Klocek: “The vast majority of the 3,000 people our agency sees each year are single mothers already on the edge, and families experiencing homelessness also face unique challenges during this pandemic. Community providers like the Tarrant County Homeless Coalition and others are doing a remarkable job of coordinating the shelter flow process with enhanced health and safety precautions, as well as reaching out to feed large groups of people living on the streets. The Fort Worth Convention Center opened its doors to the homeless in March, providing additional assistance, although there are still many people afraid of living in shelter conditions right now, who are choosing to remain on the streets or in tents.”
What are the special concerns for children?
Dr. Thompson: “While children may not be the most susceptible to the infection compared to the elderly, the social, educational and economic consequences may negatively affect the future path of their lives. There are a range of unique circumstances for families with children, including access to educational resources, safe childcare and access to food. For example, not all parents have the ability to work from home, so older children may be taking on caregiving responsibility for siblings while a parent continues working or picking up additional shifts at their job. Essential-worker parents may be struggling to find alternative childcare options. Parents who can work from home are trying to manage their childcare along with employment in a different way. Taking care of the children can become a stressor on the entire family.”
Klocek: “A significant number of children also rely on schools for several meals a day. While many schools are offering meals, there are families with young children struggling due to lack of transportation, so they are relying on agencies like ours to deliver food to them.
CTL’s homeless shelter and family housing center are currently at capacity, and we have retooled our Early Head Start services to get food and essential items to others who need them. Safety concerns are also high right now. Medical centers are reporting increases in severe child abuse cases during this stressful period of social distancing and isolation, and children living in unsafe situations may be more exposed.”
What about school?
Dr. Thompson: “Some families may lack stable internet connections, computers or technology resources. Having more children at home engaged in distance learning can place additional strain on internet connectivity, and delivery of education at home means having a parent with the time and ability to support children at multiple grade levels while also managing their own responsibilities. This can be overwhelming for any parent.”

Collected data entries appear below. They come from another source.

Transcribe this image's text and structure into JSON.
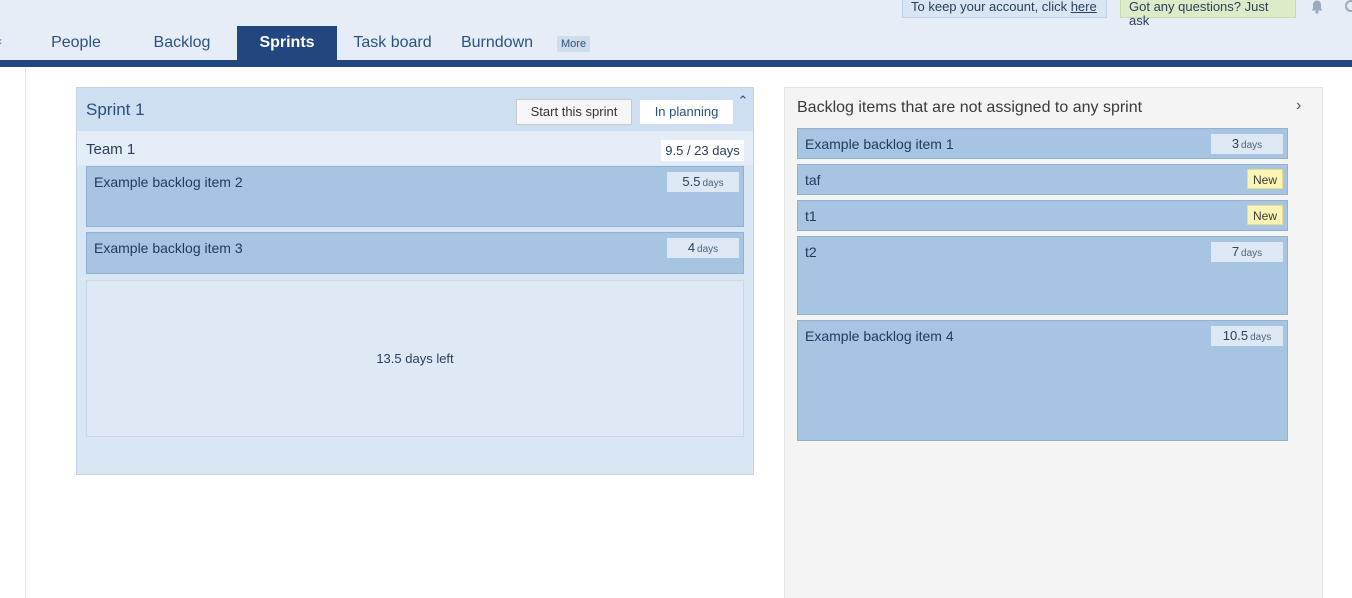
{
  "nav": {
    "tabs": [
      {
        "label": "People"
      },
      {
        "label": "Backlog"
      },
      {
        "label": "Sprints"
      },
      {
        "label": "Task board"
      },
      {
        "label": "Burndown"
      }
    ],
    "more_label": "More",
    "edge_glyph": "‹"
  },
  "notices": {
    "account_text": "To keep your account, click ",
    "account_link": "here",
    "questions": "Got any questions? Just ask"
  },
  "sprint": {
    "title": "Sprint 1",
    "start_label": "Start this sprint",
    "status_label": "In planning",
    "team": {
      "label": "Team 1",
      "capacity": "9.5 / 23 days"
    },
    "items": [
      {
        "title": "Example backlog item 2",
        "estimate": "5.5",
        "unit": "days"
      },
      {
        "title": "Example backlog item 3",
        "estimate": "4",
        "unit": "days"
      }
    ],
    "days_left": "13.5 days left"
  },
  "unassigned": {
    "title": "Backlog items that are not assigned to any sprint",
    "items": [
      {
        "title": "Example backlog item 1",
        "estimate": "3",
        "unit": "days"
      },
      {
        "title": "taf",
        "badge": "New"
      },
      {
        "title": "t1",
        "badge": "New"
      },
      {
        "title": "t2",
        "estimate": "7",
        "unit": "days"
      },
      {
        "title": "Example backlog item 4",
        "estimate": "10.5",
        "unit": "days"
      }
    ]
  }
}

Klocek: “Several local agencies like CTL are offering educational resources and support as a safety net for families. We are also providing hotspots and device coordination, to support families’ engagement with our educational programming, and for school-aged children in our homeless services to link with their school districts.”
What are the longer-term impacts of COVID-19?
Klocek: “Some employment is being reduced as businesses deal with uncertainty, potentially resulting in more families facing hunger, instability and future homelessness. I’m also concerned for single parents who may be ill or worried about becoming ill and need options for their children. Their stories are heart-wrenching.”
Dr. Thompson: “There is also tremendous stress on first responders, healthcare workers and professions on the front lines delivering goods and services, increasing risks to their health and the health of their families. Mental health concerns, anxiety, fatigue, burnout and other stress-related conditions are also high right now, with the strains of working under COVID-19 likely to remain with our community and others for a long time into the future.”
How can we all cope?
Klocek: “We are all struggling right now to get through. Many people want to help, and there are numerous ways to do so. Words of encouragement mean a lot to anyone feeling stressed or unsure. Our communities have come through world wars, other major health threats, the tragedy of 9/11, natural disasters and so much more in history, that we know together we can figure out the next right steps and make them happen.”
Dr. Thompson: “This is an opportunity to reexamine how as a community we can support children and families. There are many ways to help. Look for those ways and express thanks to the various local organizations working hard right now to provide resources – appreciation may be just what they need to get them through. Continue following social distancing and other recommended safe health behaviors, and consider the spectrum of families and children across our community facing this pandemic. We all have our challenges during this crisis, and COVID-19 presents an opportunity to come together to support all children and families.”